Ganti Seijuurou yang melebar pandangannya dan Kouki mengembus lelah dengan memori kakaknya yang tidak melapuk pada hal-hal trivial seperti ini.

Kouki mengangguk tak kentara. Dia memosi kursi pada Seijuurou untuk duduk di sisi lain ruangan. "I-iya."

"Akashi Seijuurou." Pemuda yang menyebut namanya sendiri mengangguk, sekedar kesantunan pada yang lebih tua.

Senyum terulas tipis di wajah Koichi. "Oh, jadi kau kapten tim Teikou dan anggota Kiseki no Sedai yang terkenal itu."

Koichi menyelidik pemuda berambut dan mata sewarna mega saat senja meraja, mengingatkannya pada seseorang. Nama dari entitas yang dibawa adiknya itu mendering memori yang terlusuh di lubuk benak.

Seijuurou kelu tatkala kakak Kouki itu menelisik dengan tatapan menyelidik. Memasungnya dalam atensi, senyum yang seolah serba tahu walau terlihat begitu lugu, dan mengangguk pada dirinya sendiri.

Melihat mata kakaknya berkilat—ekspresi itu, Kouki bergidik pelan. Kakaknya mungkin punya ari-ari dua lapis atau itu memang spesialisasinya yang telah berada di ambang batas sehingga bisa menelisik sesuatu yang tidak pernah disadari orang.

Koichi memberikan Kouki gitarnya dengan gestur untuk ditaruh ke meja. Tersenyum sembari membagi pandangan antara kedua pemuda lain yang ada dalam ruangan. "Jadi, apa yang sebenarnya terjadi pada kalian? Babak belur seperti itu."

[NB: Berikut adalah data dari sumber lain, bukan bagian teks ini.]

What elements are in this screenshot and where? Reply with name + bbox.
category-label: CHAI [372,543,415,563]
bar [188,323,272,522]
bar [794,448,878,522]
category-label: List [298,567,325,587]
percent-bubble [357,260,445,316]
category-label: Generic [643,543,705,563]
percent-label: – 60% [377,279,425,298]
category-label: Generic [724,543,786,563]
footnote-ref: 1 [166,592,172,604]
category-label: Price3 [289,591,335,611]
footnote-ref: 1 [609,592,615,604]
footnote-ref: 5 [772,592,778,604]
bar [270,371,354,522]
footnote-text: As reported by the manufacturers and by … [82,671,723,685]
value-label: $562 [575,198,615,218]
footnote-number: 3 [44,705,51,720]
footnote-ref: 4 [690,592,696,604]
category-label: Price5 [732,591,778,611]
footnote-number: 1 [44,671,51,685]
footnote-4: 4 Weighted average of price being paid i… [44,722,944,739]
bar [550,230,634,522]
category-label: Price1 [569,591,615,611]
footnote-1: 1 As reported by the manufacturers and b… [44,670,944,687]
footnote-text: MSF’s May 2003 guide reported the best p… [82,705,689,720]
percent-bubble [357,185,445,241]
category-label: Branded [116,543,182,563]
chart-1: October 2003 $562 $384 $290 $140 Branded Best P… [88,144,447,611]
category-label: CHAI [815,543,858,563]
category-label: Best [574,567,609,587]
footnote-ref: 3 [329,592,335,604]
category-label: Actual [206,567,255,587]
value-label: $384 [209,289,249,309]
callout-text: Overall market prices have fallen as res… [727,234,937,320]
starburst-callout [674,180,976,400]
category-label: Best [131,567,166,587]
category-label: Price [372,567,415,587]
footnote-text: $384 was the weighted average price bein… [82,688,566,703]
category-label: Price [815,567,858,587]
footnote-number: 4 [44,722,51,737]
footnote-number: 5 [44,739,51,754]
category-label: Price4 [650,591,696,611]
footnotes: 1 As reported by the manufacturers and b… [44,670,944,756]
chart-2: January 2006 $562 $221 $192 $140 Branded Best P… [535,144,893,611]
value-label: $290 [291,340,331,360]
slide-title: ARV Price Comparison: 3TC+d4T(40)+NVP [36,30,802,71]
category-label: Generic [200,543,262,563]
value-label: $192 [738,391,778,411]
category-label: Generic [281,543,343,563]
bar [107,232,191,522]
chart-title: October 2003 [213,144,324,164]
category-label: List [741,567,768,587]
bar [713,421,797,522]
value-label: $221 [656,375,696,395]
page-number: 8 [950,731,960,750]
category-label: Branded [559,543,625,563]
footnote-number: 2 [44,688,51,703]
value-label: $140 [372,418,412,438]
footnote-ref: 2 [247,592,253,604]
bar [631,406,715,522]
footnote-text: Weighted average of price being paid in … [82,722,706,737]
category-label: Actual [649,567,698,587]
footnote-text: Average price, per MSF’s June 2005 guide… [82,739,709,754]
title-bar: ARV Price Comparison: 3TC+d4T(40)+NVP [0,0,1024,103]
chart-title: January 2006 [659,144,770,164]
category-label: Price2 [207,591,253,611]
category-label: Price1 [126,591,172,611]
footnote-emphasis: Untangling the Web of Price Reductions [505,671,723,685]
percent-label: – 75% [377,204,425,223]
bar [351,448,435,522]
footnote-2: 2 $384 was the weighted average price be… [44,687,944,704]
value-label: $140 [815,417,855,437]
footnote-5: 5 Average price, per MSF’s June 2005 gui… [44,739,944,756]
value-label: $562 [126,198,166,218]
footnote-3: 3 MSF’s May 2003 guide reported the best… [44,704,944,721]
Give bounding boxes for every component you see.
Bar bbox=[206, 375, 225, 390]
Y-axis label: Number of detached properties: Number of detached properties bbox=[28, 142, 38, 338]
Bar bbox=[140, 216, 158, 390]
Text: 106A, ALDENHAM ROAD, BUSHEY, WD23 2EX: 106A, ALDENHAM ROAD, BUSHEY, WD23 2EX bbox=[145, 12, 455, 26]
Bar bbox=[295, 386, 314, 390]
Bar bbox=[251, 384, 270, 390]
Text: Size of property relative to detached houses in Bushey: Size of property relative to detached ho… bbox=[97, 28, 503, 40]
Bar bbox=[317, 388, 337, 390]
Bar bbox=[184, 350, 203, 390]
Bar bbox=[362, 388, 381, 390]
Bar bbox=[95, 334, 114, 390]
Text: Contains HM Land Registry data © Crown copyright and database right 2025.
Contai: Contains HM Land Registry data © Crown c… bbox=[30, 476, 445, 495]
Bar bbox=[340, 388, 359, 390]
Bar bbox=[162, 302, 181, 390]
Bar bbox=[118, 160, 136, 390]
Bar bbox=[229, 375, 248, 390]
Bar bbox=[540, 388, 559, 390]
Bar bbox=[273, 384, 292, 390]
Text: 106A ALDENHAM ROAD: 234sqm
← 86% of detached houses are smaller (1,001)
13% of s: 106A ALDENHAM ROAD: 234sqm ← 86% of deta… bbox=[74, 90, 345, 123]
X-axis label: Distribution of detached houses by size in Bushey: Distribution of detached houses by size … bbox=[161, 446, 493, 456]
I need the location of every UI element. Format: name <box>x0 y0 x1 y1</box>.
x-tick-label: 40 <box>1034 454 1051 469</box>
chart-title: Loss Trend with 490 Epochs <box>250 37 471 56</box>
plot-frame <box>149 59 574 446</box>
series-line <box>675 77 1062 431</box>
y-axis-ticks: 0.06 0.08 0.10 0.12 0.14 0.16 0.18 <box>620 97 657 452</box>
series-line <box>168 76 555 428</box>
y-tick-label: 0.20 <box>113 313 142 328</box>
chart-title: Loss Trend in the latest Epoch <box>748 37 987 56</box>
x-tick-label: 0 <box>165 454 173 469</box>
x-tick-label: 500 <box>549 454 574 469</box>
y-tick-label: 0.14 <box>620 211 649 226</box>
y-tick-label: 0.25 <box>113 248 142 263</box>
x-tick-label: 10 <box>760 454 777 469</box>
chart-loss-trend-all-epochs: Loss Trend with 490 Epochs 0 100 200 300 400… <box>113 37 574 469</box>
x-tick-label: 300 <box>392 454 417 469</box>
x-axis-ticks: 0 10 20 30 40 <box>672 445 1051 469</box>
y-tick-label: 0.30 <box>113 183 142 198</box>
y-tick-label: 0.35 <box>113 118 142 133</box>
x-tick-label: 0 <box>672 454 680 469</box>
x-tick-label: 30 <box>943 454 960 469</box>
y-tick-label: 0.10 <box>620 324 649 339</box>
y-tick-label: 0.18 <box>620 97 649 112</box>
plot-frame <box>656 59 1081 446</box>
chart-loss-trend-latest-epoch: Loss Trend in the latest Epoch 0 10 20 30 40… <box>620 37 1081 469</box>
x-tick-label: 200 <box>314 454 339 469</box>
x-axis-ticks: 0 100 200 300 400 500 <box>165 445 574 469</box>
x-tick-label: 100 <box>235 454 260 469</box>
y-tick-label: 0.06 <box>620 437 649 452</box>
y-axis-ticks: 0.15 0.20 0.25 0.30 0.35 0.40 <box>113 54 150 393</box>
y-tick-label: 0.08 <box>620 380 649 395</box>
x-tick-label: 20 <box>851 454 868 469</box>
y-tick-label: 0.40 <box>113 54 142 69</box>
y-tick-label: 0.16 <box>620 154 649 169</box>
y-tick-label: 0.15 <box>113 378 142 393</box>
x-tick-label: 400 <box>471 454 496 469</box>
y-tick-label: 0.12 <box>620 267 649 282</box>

Kouki mendesah lelah. Panjang. "Aniki, sudah kubilang, nanti aku akan cerita sendiri—"

"—ayolah, Kouki, mumpung belum ada yang datang ke sini."

Seijuurou merapatkan bibir karena merasakan tensi tipis mengemuti atmosfer dalam ruangan, seolah aura dingin dalam kamar ini menggeram padanya—untuk tidak mengendus mencari tahu apa yang terjadi. Dia memahami itu, dari makna tatapan Kouki dengan ekspresi komplikasi konflik batin terpapar eksplisit di wajah pemuda biasa-biasa saja itu.

Kouki menyerah, ia memilih berkisah. Seijuurou diam mendengarkan seperti Koichi—dan tidak bertanya mengapa detail kesepakatan mereka tidak diceritakan atau intensi Kouki nekat menerobos tempat laknat itu tidak diuraikan.

"... begitu ceritanya." Koichi simpatik mengedar pandang bergantian pada kedua pemuda yang lebih muda darinya.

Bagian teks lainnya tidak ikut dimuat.